Während Polizeifahrzeuge vor dem Parlament abrückten, wird in der Innenstadt ein hohes Polizeiaufgebot deutlich. Auch das Gebäude des ungarischen Staatsfernsehens und der Sitz der regierenden Sozialisten erhielten Sonderschutz. Die Polizeifahrzeuge nahmen ihre Stellungen beim Parlament ein, da sich eine Gruppe von 30 bis 40 Menschen vor dem Schutzkordon am Parlament versammelt hatte. Mehrere kleinere Gruppen wurden von den Polizisten vom Platz verdrängt. Angesichts des Regenwetters trafen immer weniger Demonstranten am Kossuth-Platz ein.
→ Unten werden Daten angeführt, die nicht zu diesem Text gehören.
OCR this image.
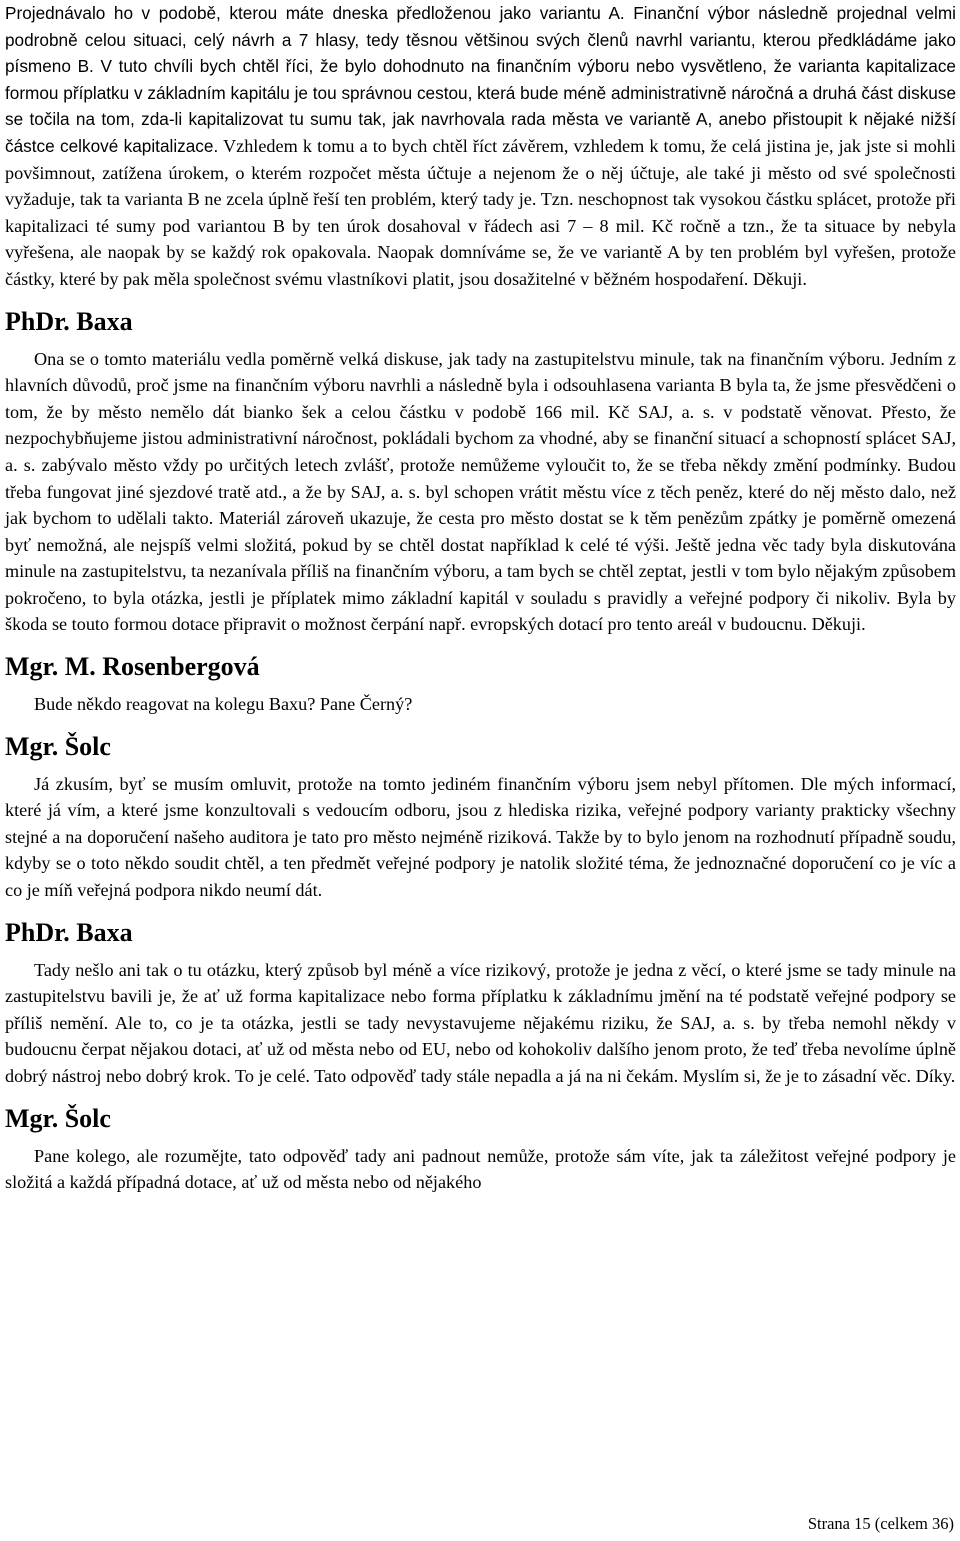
Projednávalo ho v podobě, kterou máte dneska předloženou jako variantu A. Finanční výbor následně projednal velmi podrobně celou situaci, celý návrh a 7 hlasy, tedy těsnou většinou svých členů navrhl variantu, kterou předkládáme jako písmeno B. V tuto chvíli bych chtěl říci, že bylo dohodnuto na finančním výboru nebo vysvětleno, že varianta kapitalizace formou příplatku v základním kapitálu je tou správnou cestou, která bude méně administrativně náročná a druhá část diskuse se točila na tom, zda-li kapitalizovat tu sumu tak, jak navrhovala rada města ve variantě A, anebo přistoupit k nějaké nižší částce celkové kapitalizace. Vzhledem k tomu a to bych chtěl říct závěrem, vzhledem k tomu, že celá jistina je, jak jste si mohli povšimnout, zatížena úrokem, o kterém rozpočet města účtuje a nejenom že o něj účtuje, ale také ji město od své společnosti vyžaduje, tak ta varianta B ne zcela úplně řeší ten problém, který tady je. Tzn. neschopnost tak vysokou částku splácet, protože při kapitalizaci té sumy pod variantou B by ten úrok dosahoval v řádech asi 7 – 8 mil. Kč ročně a tzn., že ta situace by nebyla vyřešena, ale naopak by se každý rok opakovala. Naopak domníváme se, že ve variantě A by ten problém byl vyřešen, protože částky, které by pak měla společnost svému vlastníkovi platit, jsou dosažitelné v běžném hospodaření. Děkuji.

PhDr. Baxa

Ona se o tomto materiálu vedla poměrně velká diskuse, jak tady na zastupitelstvu minule, tak na finančním výboru. Jedním z hlavních důvodů, proč jsme na finančním výboru navrhli a následně byla i odsouhlasena varianta B byla ta, že jsme přesvědčeni o tom, že by město nemělo dát bianko šek a celou částku v podobě 166 mil. Kč SAJ, a. s. v podstatě věnovat. Přesto, že nezpochybňujeme jistou administrativní náročnost, pokládali bychom za vhodné, aby se finanční situací a schopností splácet SAJ, a. s. zabývalo město vždy po určitých letech zvlášť, protože nemůžeme vyloučit to, že se třeba někdy změní podmínky. Budou třeba fungovat jiné sjezdové tratě atd., a že by SAJ, a. s. byl schopen vrátit městu více z těch peněz, které do něj město dalo, než jak bychom to udělali takto. Materiál zároveň ukazuje, že cesta pro město dostat se k těm penězům zpátky je poměrně omezená byť nemožná, ale nejspíš velmi složitá, pokud by se chtěl dostat například k celé té výši. Ještě jedna věc tady byla diskutována minule na zastupitelstvu, ta nezanívala příliš na finančním výboru, a tam bych se chtěl zeptat, jestli v tom bylo nějakým způsobem pokročeno, to byla otázka, jestli je příplatek mimo základní kapitál v souladu s pravidly a veřejné podpory či nikoliv. Byla by škoda se touto formou dotace připravit o možnost čerpání např. evropských dotací pro tento areál v budoucnu. Děkuji.

Mgr. M. Rosenbergová

Bude někdo reagovat na kolegu Baxu? Pane Černý?

Mgr. Šolc

Já zkusím, byť se musím omluvit, protože na tomto jediném finančním výboru jsem nebyl přítomen. Dle mých informací, které já vím, a které jsme konzultovali s vedoucím odboru, jsou z hlediska rizika, veřejné podpory varianty prakticky všechny stejné a na doporučení našeho auditora je tato pro město nejméně riziková. Takže by to bylo jenom na rozhodnutí případně soudu, kdyby se o toto někdo soudit chtěl, a ten předmět veřejné podpory je natolik složité téma, že jednoznačné doporučení co je víc a co je míň veřejná podpora nikdo neumí dát.

PhDr. Baxa

Tady nešlo ani tak o tu otázku, který způsob byl méně a více rizikový, protože je jedna z věcí, o které jsme se tady minule na zastupitelstvu bavili je, že ať už forma kapitalizace nebo forma příplatku k základnímu jmění na té podstatě veřejné podpory se příliš nemění. Ale to, co je ta otázka, jestli se tady nevystavujeme nějakému riziku, že SAJ, a. s. by třeba nemohl někdy v budoucnu čerpat nějakou dotaci, ať už od města nebo od EU, nebo od kohokoliv dalšího jenom proto, že teď třeba nevolíme úplně dobrý nástroj nebo dobrý krok. To je celé. Tato odpověď tady stále nepadla a já na ni čekám. Myslím si, že je to zásadní věc. Díky.

Mgr. Šolc

Pane kolego, ale rozumějte, tato odpověď tady ani padnout nemůže, protože sám víte, jak ta záležitost veřejné podpory je složitá a každá případná dotace, ať už od města nebo od nějakého

Strana 15 (celkem 36)
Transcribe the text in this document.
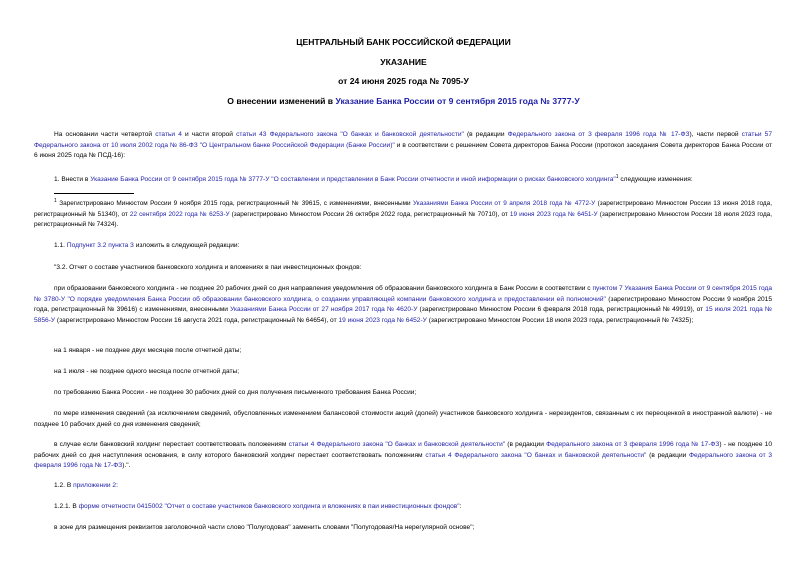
ЦЕНТРАЛЬНЫЙ БАНК РОССИЙСКОЙ ФЕДЕРАЦИИ
УКАЗАНИЕ
от 24 июня 2025 года № 7095-У
О внесении изменений в Указание Банка России от 9 сентября 2015 года № 3777-У
На основании части четвертой статьи 4 и части второй статьи 43 Федерального закона "О банках и банковской деятельности" (в редакции Федерального закона от 3 февраля 1996 года № 17-ФЗ), части первой статьи 57 Федерального закона от 10 июля 2002 года № 86-ФЗ "О Центральном банке Российской Федерации (Банке России)" и в соответствии с решением Совета директоров Банка России (протокол заседания Совета директоров Банка России от 6 июня 2025 года № ПСД-16):
1. Внести в Указание Банка России от 9 сентября 2015 года № 3777-У "О составлении и представлении в Банк России отчетности и иной информации о рисках банковского холдинга"$^1$ следующие изменения:
$^1$ Зарегистрировано Минюстом России 9 ноября 2015 года, регистрационный № 39615, с изменениями, внесенными Указаниями Банка России от 9 апреля 2018 года № 4772-У (зарегистрировано Минюстом России 13 июня 2018 года, регистрационный № 51340), от 22 сентября 2022 года № 6253-У (зарегистрировано Минюстом России 26 октября 2022 года, регистрационный № 70710), от 19 июня 2023 года № 6451-У (зарегистрировано Минюстом России 18 июля 2023 года, регистрационный № 74324).
1.1. Подпункт 3.2 пункта 3 изложить в следующей редакции:
"3.2. Отчет о составе участников банковского холдинга и вложениях в паи инвестиционных фондов:
при образовании банковского холдинга - не позднее 20 рабочих дней со дня направления уведомления об образовании банковского холдинга в Банк России в соответствии с пунктом 7 Указания Банка России от 9 сентября 2015 года № 3780-У "О порядке уведомления Банка России об образовании банковского холдинга, о создании управляющей компании банковского холдинга и предоставлении ей полномочий" (зарегистрировано Минюстом России 9 ноября 2015 года, регистрационный № 39616) с изменениями, внесенными Указаниями Банка России от 27 ноября 2017 года № 4620-У (зарегистрировано Минюстом России 6 февраля 2018 года, регистрационный № 49919), от 15 июля 2021 года № 5856-У (зарегистрировано Минюстом России 16 августа 2021 года, регистрационный № 64654), от 19 июня 2023 года № 6452-У (зарегистрировано Минюстом России 18 июля 2023 года, регистрационный № 74325);
на 1 января - не позднее двух месяцев после отчетной даты;
на 1 июля - не позднее одного месяца после отчетной даты;
по требованию Банка России - не позднее 30 рабочих дней со дня получения письменного требования Банка России;
по мере изменения сведений (за исключением сведений, обусловленных изменением балансовой стоимости акций (долей) участников банковского холдинга - нерезидентов, связанным с их переоценкой в иностранной валюте) - не позднее 10 рабочих дней со дня изменения сведений;
в случае если банковский холдинг перестает соответствовать положениям статьи 4 Федерального закона "О банках и банковской деятельности" (в редакции Федерального закона от 3 февраля 1996 года № 17-ФЗ) - не позднее 10 рабочих дней со дня наступления основания, в силу которого банковский холдинг перестает соответствовать положениям статьи 4 Федерального закона "О банках и банковской деятельности" (в редакции Федерального закона от 3 февраля 1996 года № 17-ФЗ).".
1.2. В приложении 2:
1.2.1. В форме отчетности 0415002 "Отчет о составе участников банковского холдинга и вложениях в паи инвестиционных фондов":
в зоне для размещения реквизитов заголовочной части слово "Полугодовая" заменить словами "Полугодовая/На нерегулярной основе";
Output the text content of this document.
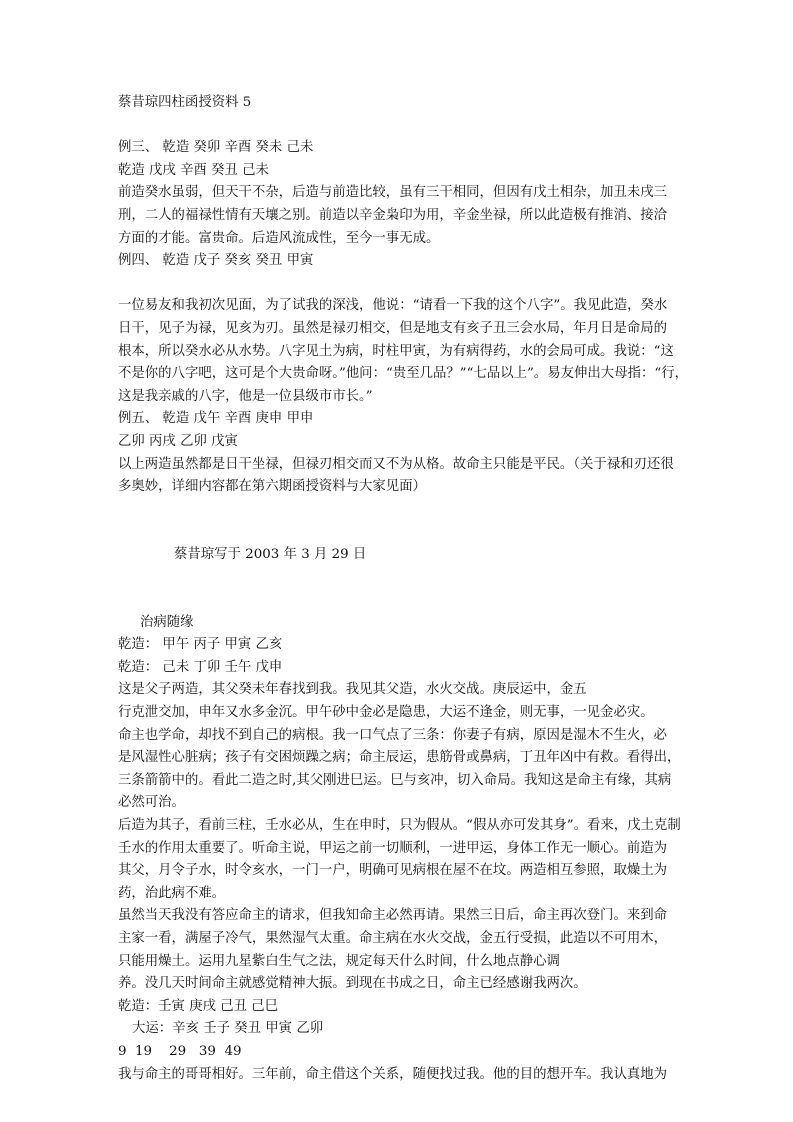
蔡昔琼四柱函授资料 5
例三、 乾造 癸卯 辛酉 癸未 己未
乾造 戊戌 辛酉 癸丑 己未
前造癸水虽弱，但天干不杂，后造与前造比较，虽有三干相同，但因有戊土相杂，加丑未戌三
刑，二人的福禄性情有天壤之别。前造以辛金枭印为用，辛金坐禄，所以此造极有推消、接洽
方面的才能。富贵命。后造风流成性，至今一事无成。
例四、 乾造 戊子 癸亥 癸丑 甲寅
一位易友和我初次见面，为了试我的深浅，他说：“请看一下我的这个八字”。我见此造，癸水
日干，见子为禄，见亥为刃。虽然是禄刃相交，但是地支有亥子丑三会水局，年月日是命局的
根本，所以癸水必从水势。八字见土为病，时柱甲寅，为有病得药，水的会局可成。我说：“这
不是你的八字吧，这可是个大贵命呀。”他问：“贵至几品？”“七品以上”。易友伸出大母指：“行，
这是我亲戚的八字，他是一位县级市市长。”
例五、 乾造 戊午 辛酉 庚申 甲申
乙卯 丙戌 乙卯 戊寅
以上两造虽然都是日干坐禄，但禄刃相交而又不为从格。故命主只能是平民。（关于禄和刃还很
多奥妙，详细内容都在第六期函授资料与大家见面）
蔡昔琼写于 2003 年 3 月 29 日
治病随缘
乾造： 甲午 丙子 甲寅 乙亥
乾造： 己未 丁卯 壬午 戊申
这是父子两造，其父癸未年春找到我。我见其父造，水火交战。庚辰运中，金五
行克泄交加，申年又水多金沉。甲午砂中金必是隐患，大运不逢金，则无事，一见金必灾。
命主也学命，却找不到自己的病根。我一口气点了三条：你妻子有病，原因是湿木不生火，必
是风湿性心脏病；孩子有交困烦躁之病；命主辰运，患筋骨或鼻病，丁丑年凶中有救。看得出，
三条箭箭中的。看此二造之时,其父刚进巳运。巳与亥冲，切入命局。我知这是命主有缘，其病
必然可治。
后造为其子，看前三柱，壬水必从，生在申时，只为假从。“假从亦可发其身”。看来，戊土克制
壬水的作用太重要了。听命主说，甲运之前一切顺利，一进甲运，身体工作无一顺心。前造为
其父，月令子水，时令亥水，一门一户，明确可见病根在屋不在坟。两造相互参照，取燥土为
药，治此病不难。
虽然当天我没有答应命主的请求，但我知命主必然再请。果然三日后，命主再次登门。来到命
主家一看，满屋子冷气，果然湿气太重。命主病在水火交战，金五行受损，此造以不可用木，
只能用燥土。运用九星紫白生气之法，规定每天什么时间，什么地点静心调
养。没几天时间命主就感觉精神大振。到现在书成之日，命主已经感谢我两次。
乾造：壬寅 庚戌 己丑 己巳
大运：辛亥 壬子 癸丑 甲寅 乙卯
9  19    29   39  49
我与命主的哥哥相好。三年前，命主借这个关系，随便找过我。他的目的想开车。我认真地为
Laut Polizei wird der Platz vorläufig nicht mehr als Terrain für Demonstrationen zur Verfügung gestellt. Die dort aufgestellten Zelte werden abgebaut. Die Organisatoren der Demonstrationen beim Parlament wollen Staatschef Solyom um Hilfe ersuchen. Dieser steht schwer unter Beschuss. Er hat laut Verfassungsrechtler György Kollath gegen die Unparteilichkeit verstoßen. Solyom sei durch seine "pazifistische" Stellungnahme hinsichtlich der Demonstranten vom Kossuth-Platz auch zum "Teilhaber der Legitimitätskrise" geworden.
Es sei "naiv" gewesen, anzunehmen, dass auf dem Platz vor dem Parlament sowohl der "Volkszorn" der Demonstranten als auch die unabdingbare Sicherheit der aus dem Ausland eintreffenden Staatsgäste Platz hätten. Laut Kollath hat Solyom die Tatsache "missbraucht", keinerlei politische Verantwortung zu tragen.